We have all been told that we should keep “important papers in a safe place”. But what is considered an “important paper”? Please keep in mind this is a starting place. You may have other information or documents you want to include. For example, if you have a pet, you will want to include the name and address of your veterinarian.
- Full legal name
- Social Security number
- Legal residence
- Date and place of birth
- Names and addresses of spouse and children
- Location of birth and death certificates and certificates of marriage, divorce decree, citizenship, and adoption
- Employers and dates of employment
- Education and military records (DD-214 or any discharge papers)
- Names and phone numbers of religious contacts
- Memberships in groups and awards received
- Names and phone numbers of close friends, relatives, Elder Law Attorney, and financial advisor
- Name and phone numbers of doctors
- Medications taken regularly
- Location of original legal documents
- Sources of income and assets (retirement funds, IRAs, 401(k)s, Social Security statement etc.)
- Social Security and Medicare information
- Insurance information (life, health, long-term care, home) with policy numbers and agents’ names and phone numbers
- Names of your banks and account numbers (checking, savings, credit union)
- Investment income (stocks, bonds, property) and stockbrokers’ names and phone numbers
- Copy of most recent income tax return
- Liabilities (including property tax), what is owed, to whom, when payments are due
- Mortgages and debts – how and when paid
- Location of original deed of trust for home and car title
- Credit and debit card names and numbers
- Location of safe deposit box and key
Steps for Getting Your Affairs in Order
Put your important papers and copies of legal documents in one place.
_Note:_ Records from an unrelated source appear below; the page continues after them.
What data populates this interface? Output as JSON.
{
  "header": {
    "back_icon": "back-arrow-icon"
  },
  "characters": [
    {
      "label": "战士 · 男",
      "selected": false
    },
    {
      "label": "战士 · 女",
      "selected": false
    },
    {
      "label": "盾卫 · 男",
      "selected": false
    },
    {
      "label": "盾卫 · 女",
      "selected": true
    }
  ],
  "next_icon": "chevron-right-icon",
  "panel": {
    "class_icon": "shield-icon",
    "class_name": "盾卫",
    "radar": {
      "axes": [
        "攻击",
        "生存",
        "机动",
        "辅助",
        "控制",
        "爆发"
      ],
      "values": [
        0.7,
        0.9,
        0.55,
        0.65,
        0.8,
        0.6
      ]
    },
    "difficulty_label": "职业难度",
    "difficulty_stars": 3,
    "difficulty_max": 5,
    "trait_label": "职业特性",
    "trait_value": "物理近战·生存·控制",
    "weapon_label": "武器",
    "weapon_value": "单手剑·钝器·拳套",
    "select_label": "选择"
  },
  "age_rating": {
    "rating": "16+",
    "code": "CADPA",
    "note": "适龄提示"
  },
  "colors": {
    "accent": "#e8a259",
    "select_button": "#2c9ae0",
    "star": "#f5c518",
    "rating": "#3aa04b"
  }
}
You could set up a file, put everything in a desk or dresser drawer, or just list the information and location of papers in a notebook. If your papers are in a bank safe deposit box, keep copies in a file at home. Check each year to see if there’s anything new to add.
Be sure to tell a trusted family member or friend where you put all your important papers. You don’t need to tell this friend or family member your personal affairs, but someone should know where you keep your papers in case of emergency.
Give consent in advance for your Elder Law Firm to talk with your family. There may be questions about your care, a bill, or a health insurance claim. Without your consent, your family may not be able to get needed answers.